Practice Inverse Trigonometric Functions in Math

Use these practice problems to test your method after reviewing the concept explanation and worked examples.

Quick Recap

Functions that reverse the trigonometric functions: given a ratio, they return the corresponding angle. \arcsin, \arccos, and \arctan are the inverses of \sin, \cos, and \tan on restricted domains.

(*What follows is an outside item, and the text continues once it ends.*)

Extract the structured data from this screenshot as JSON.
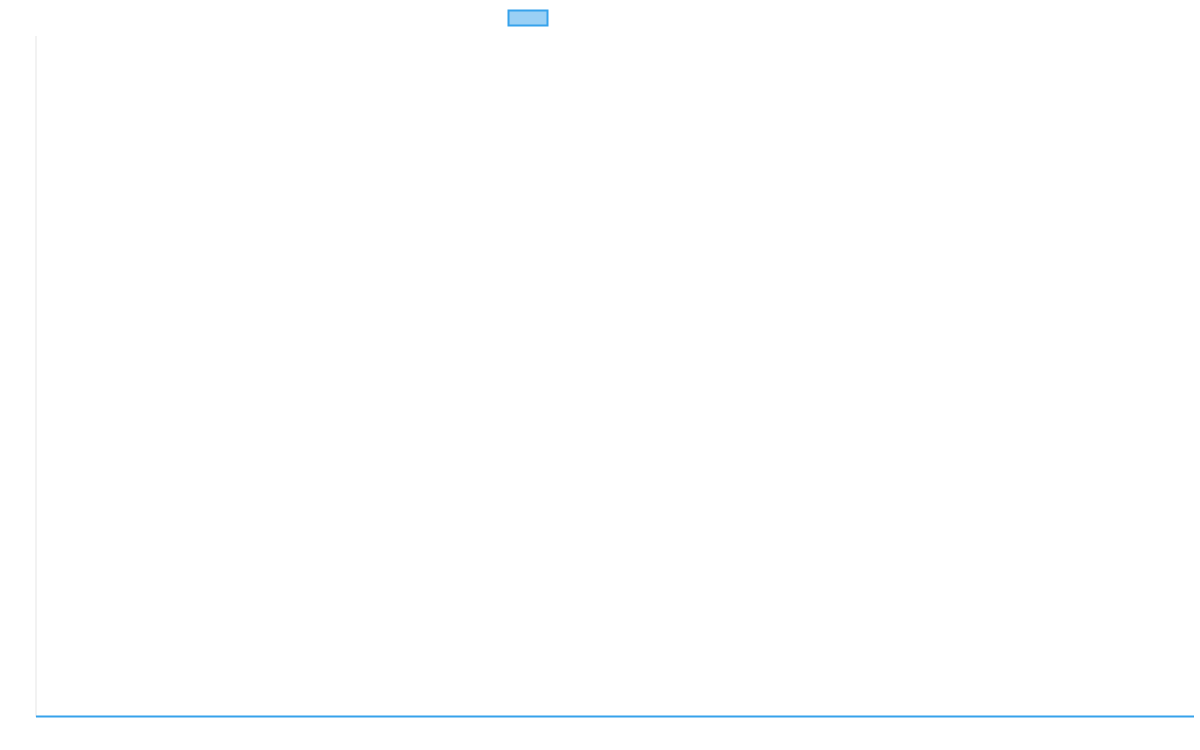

Regular trig functions answer: 'Given an angle, what's the ratio?' Inverse trig functions answer the reverse: 'Given a ratio, what's the angle?' Since \sin and \cos are many-to-one (many angles give the same ratio), we must restrict their domains to make the inverse a proper function. Think of it like this: if you know the slope of a ramp is 0.5, \arcsin(0.5) = 30ยฐ tells you the angle.

Example 1

easy
Evaluate \arcsin\!\left(\frac{1}{2}\right), \arccos\!\left(-\frac{\sqrt{2}}{2}\right), and \arctan(1). State the range of each inverse trig function.

Example 2

hard
Simplify \sin(\arccos(x)) for x\in[-1,1] without trigonometric functions in the final answer.

Example 3

easy
A right triangle has opposite side 5 and hypotenuse 13. Find the angle \theta opposite the side of length 5 using \arcsin.

Example 4

medium
Solve 2\sin(x)-1=0 on [0,2\pi] using \arcsin, and explain why there are two solutions.